Check out the this paper(44 pages long) written on the assessment and treatment of DESNOS.  Though written for psychiatrists, I found the language easy to understand. The authors do a nice job of helping counselors differentiate between Borderline Personality Disorder and DESNOS. While they recognize significant overlap between the two constellation of symptoms, DESNOS folks tend to experience less relational push/pull (less manipulative behavior) and more push behaviors coupled with more intense sadness and grief.

Counseling work falls (per this paper) into 3 categories: stabilization, trauma processing, and re-integration into their world.

4 Comments

Filed under Abuse, Anxiety, counseling, counseling science, counseling skills, Post-Traumatic Stress Disorder, Psychology

4 responses to “Disorders of Extreme Stress Not Otherwise Specified (DESNOS)
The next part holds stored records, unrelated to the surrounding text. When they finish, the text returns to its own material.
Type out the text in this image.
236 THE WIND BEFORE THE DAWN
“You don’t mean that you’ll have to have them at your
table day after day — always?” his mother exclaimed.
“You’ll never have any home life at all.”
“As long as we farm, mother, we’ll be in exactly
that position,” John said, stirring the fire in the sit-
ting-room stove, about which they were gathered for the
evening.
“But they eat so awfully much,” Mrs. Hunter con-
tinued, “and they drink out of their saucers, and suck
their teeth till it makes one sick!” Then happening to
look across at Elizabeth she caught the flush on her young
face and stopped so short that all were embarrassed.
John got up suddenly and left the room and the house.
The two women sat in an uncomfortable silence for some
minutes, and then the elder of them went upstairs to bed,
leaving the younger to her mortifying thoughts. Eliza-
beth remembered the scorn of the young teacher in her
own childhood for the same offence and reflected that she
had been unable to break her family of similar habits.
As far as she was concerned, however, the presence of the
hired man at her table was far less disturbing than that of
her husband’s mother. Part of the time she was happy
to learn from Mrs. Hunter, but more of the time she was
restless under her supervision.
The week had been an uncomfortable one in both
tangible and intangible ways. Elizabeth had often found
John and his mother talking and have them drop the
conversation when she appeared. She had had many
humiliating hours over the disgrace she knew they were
  1. How is DESNOS different or the same as RAD? I am an adoptive parent. My child has been in an EBD class since placement. My peers really are mom’s whose kids have behavioral disorders; we are adoptive parents. Most of our kids carry the diagnosis RAD. Perhaps it is just the way it is term is applied. I recently read the APSAC Task Force on Attachment Therapy. Perhaps all of our kids should have the diagnosis DESNOS instead. Among adoptive parents an unattached child is one who lacks a conscience, is self-centered, self-serving and poses a danger to other children. This description doesn’t really seem to fit the diagnostic criteria of indiscriminate attachment or reluctance to attach.

    I suppose I should admit my bias. I don’t use what would classically be called attachment parenting in my home. The classes I took prior to adoption featured videos by a well known expert on “therapeutic parenting” and frankly I found her view of the kids demeaning and certainly not in agreement with the scriptural idea that I am parenting a unique, eternal image-bearer.

  2. Your own response gives evidence of the difference between the two. While RAD is often found in children of abuse, there are children who seem not to attach without the abuse problems.

    What you point out is that we have sets of symptoms or common behavioral patterns that often resist our attempts to categorize…

  3. The link does not function to the 44 page document that you mention. Can you give the url to the page?